Cari Tahu tentang Apa Itu Sandblasting
Seringkali kita berencana mengadakan pembaruan pada warna dinding rumah yang sudah pudar. Selain itu untuk perubahan, memperbaharui cat baru tentu saja dapat menghasilkan atmosfer baru dari sebuah rumah. Tetapi masalahnya, membuang cat lama tidak selalu ringan. Apalagi jika permukaan dinding luas dan berlapis lumut yang sulit dihilangkan.
Prosesnya tidak mencukupi hanya dengan memakai cairan pelarut cat. Di disinilah kita perlu mengandalkan metode sandblasting. Sayang sekali, tak semua orang tahu apa itu sandblasting.
Teknik abrasi adalah sebuah metode untuk menghilangkan kotoran dari permukaan yang rata menggunakan partikel abrasif. Benturan dari partikel pasir yang kasar dapat mengangkat permukaan suatu objek. Bahkan tidak hanya lapisan cat, tetapi juga permukaan yang terkontaminasi jamur.
Perbedaan Sandblasting dengan Amplas Pasir
Banyak orang yang belum tahu tentang sandblasting salah kaprah menganggap bahwa proses ini sama dengan pengamplasan tradisional. Baik pengamplasan maupun teknik pembersihan dengan pasir bersifat mengikis. Namun, prinsip kerja dan hasil akhir dari kedua metode ini sangat berbeda.
Pengamplasan adalah metode yang menggunakan amplas untuk menghaluskan permukaan benda. Karena menggunakan tenaga manual, proses pengamplasan ini sangat memakan waktu, terutama untuk permukaan yang luas seperti dinding bangunan.
Teknik pembersihan dengan pasir menggunakan peralatan bertekanan tinggi. Hal ini membuat jangkauan sandblasting jauh lebih luas dibandingkan pengamplasan biasa.
Bahan abrasif pada kertas pasir kadang tidak selalu cocok untuk setiap jenis permukaan. Selain itu, tekstur setelah pengamplasan acapkali tidak merata. Hal ini disebabkan, tenaga yang diberikan saat mengamplas dengan tangan berubah-ubah. Sementara itu, pada sandblasting, mesin bekerja dengan tekanan dan kecepatan yang sama dan memberikan permukaan yang halus seluruhnya bahkan sampai ke pojok-pojok.
sandblasting beranggapan bahwa metode ini dapat menggunakan berbagai macam pasir. Antara lain pasir konstruksi untuk konstruksi bangunan.

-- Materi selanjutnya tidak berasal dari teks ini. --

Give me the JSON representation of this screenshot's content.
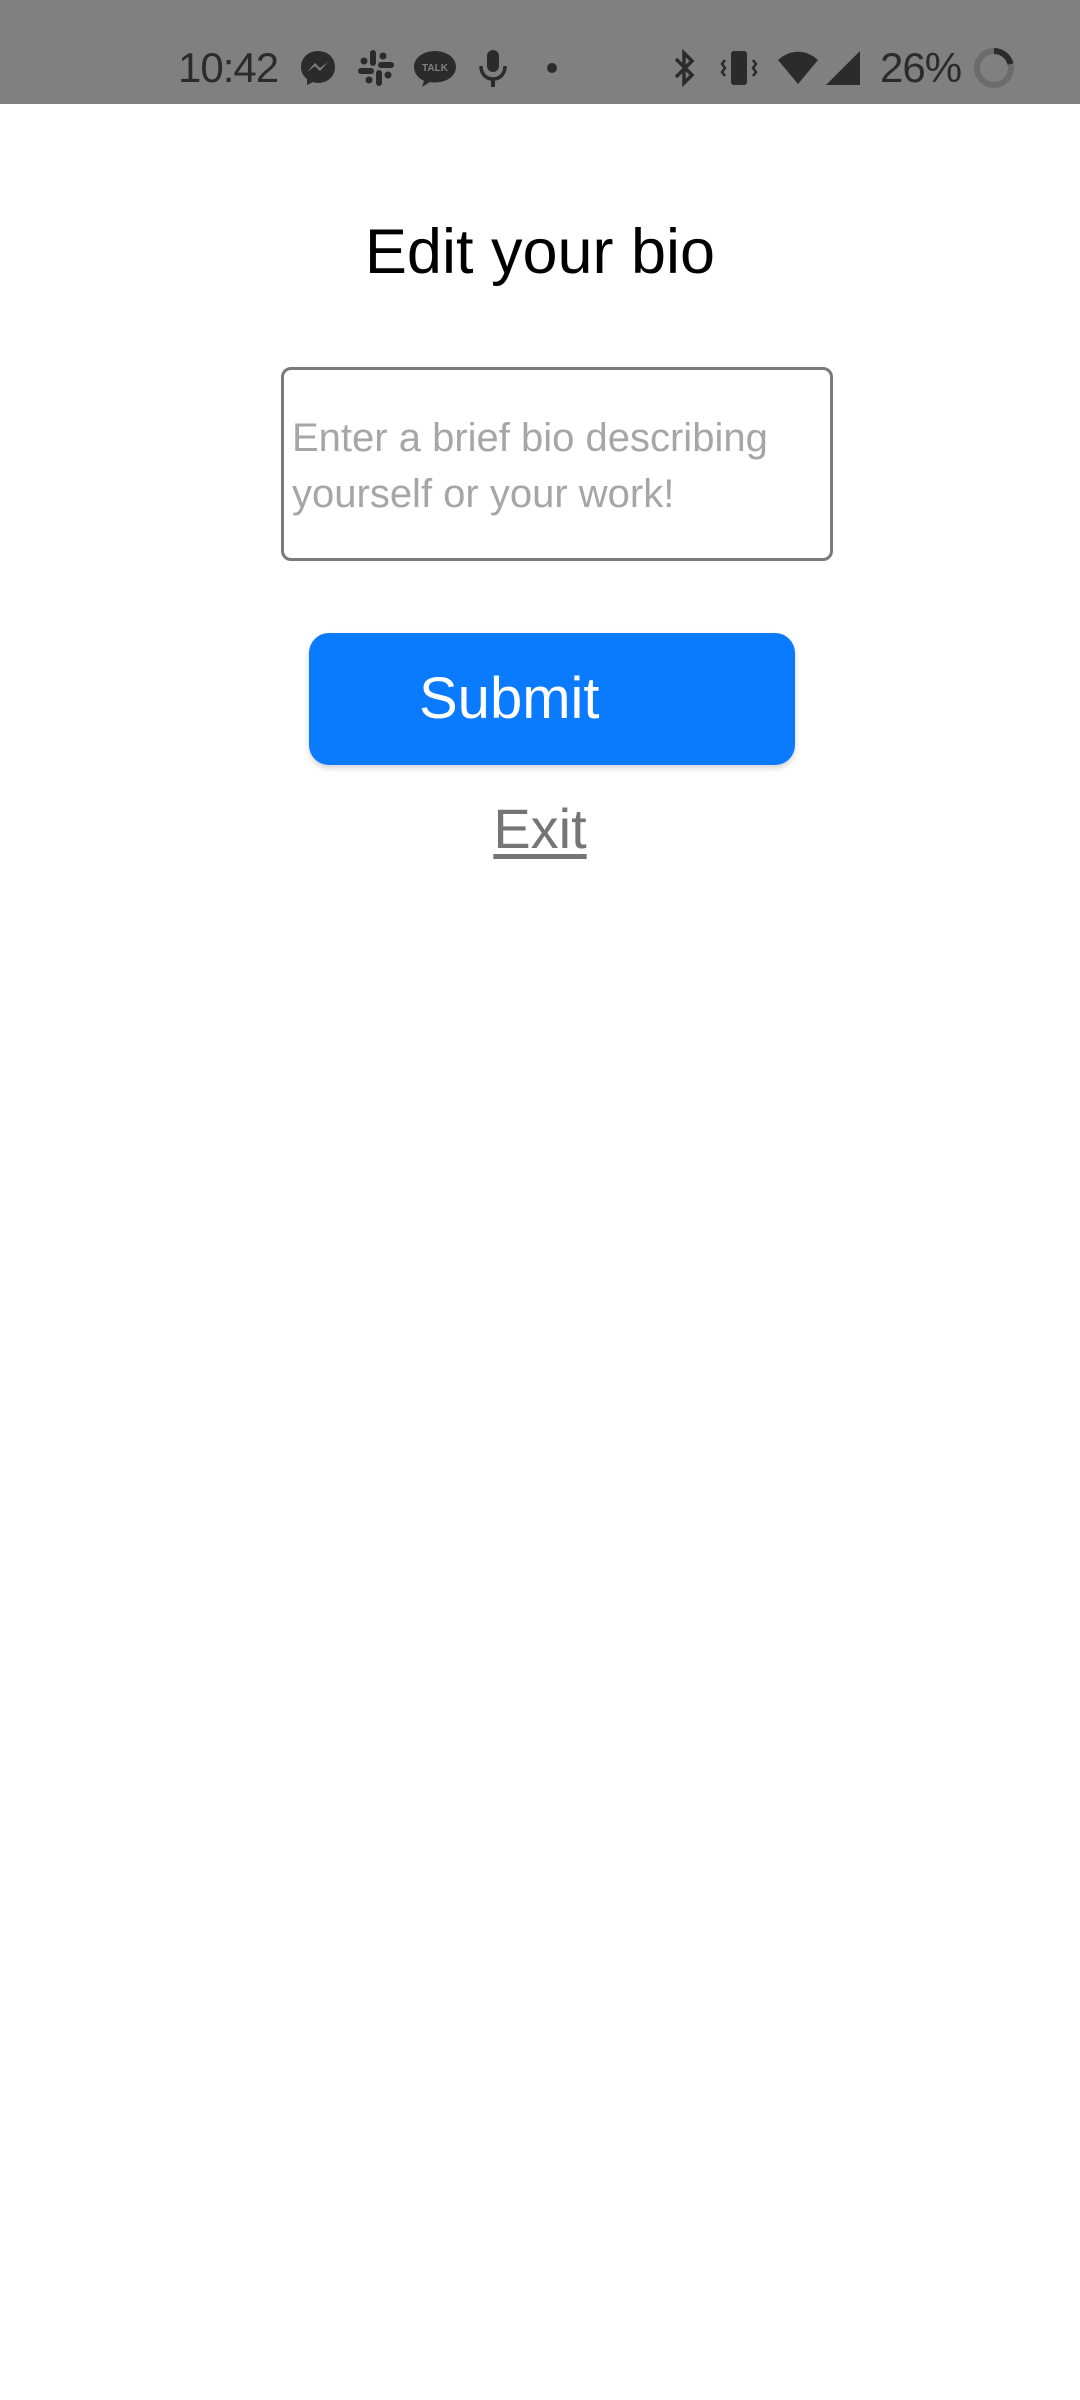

Padahal, sandblasting menggunakan pasir yang spesifik yang teksturnya tidak sama dengan pasir biasa. Setidaknya ada 4 jenis pasir yang cocok untuk sandblasting.
================
Whatsapp Kami – 081-388-222-244
| Tukang Sandblasting Kerang Proyek Industri Per Meter di Kota
CILANDAK
================
1. Partikel Batu Garnet
Garnet merupakan bahan sandblasting dengan tingkat abrasif ringan-medium sehingga pengaplikasiannya cocok untuk besi dan material non besi. Tetapi, tidak terlalu efektif untuk membersihkan lapisan terlalu tebal atau telanjur menahun.
Soal harga, abrasif garnet ini terbilang lebih mahal dibandingkan material sandblasting yang lain. Hal positifnya, batu garnet dapat digunakan hingga 6 kali pemakaian.
2.Serbuk Aluminium Oksida
Sandblasting juga menggunakan material abrasif berupa aluminium oksida. Ukurannya halus menyerupai tepung, tetapi sifat abrasifnya sangat kuat dan tajam. Dengan demikian dapat menghilangkan lapisan karat yang sangat kuat.
Wujudnya seperti butiran kaca yang halus tapi mempunyai kemampuan abrasif sedang. Namun, tidak begitu cocok untuk membersihkan karat. Sandblasting dengan glass beads lebih dikhususkan untuk material yang halus seperti material plastik dan kaca. Material ini tampak seperti butiran hitam kasar. Bahan sandblasting satu ini memang sangat efektif dalam menghilangkan karat pada logam. Cocok untuk proyek pembersihan aneka furnitur berbahan logam, railing tangga, gerbang logam. Itulah penjelasan terkait definisi sandblasting. Setelah membaca artikel ini semoga pemahaman tentang sandblasting meningkat dengan metode sandblasting.
3.Glass Beads
4.Abrasif Silikon Karbida
Permukaannya yang kasar tidak hanya membuat bagian logam menjadi bersih, tapi juga berkilau.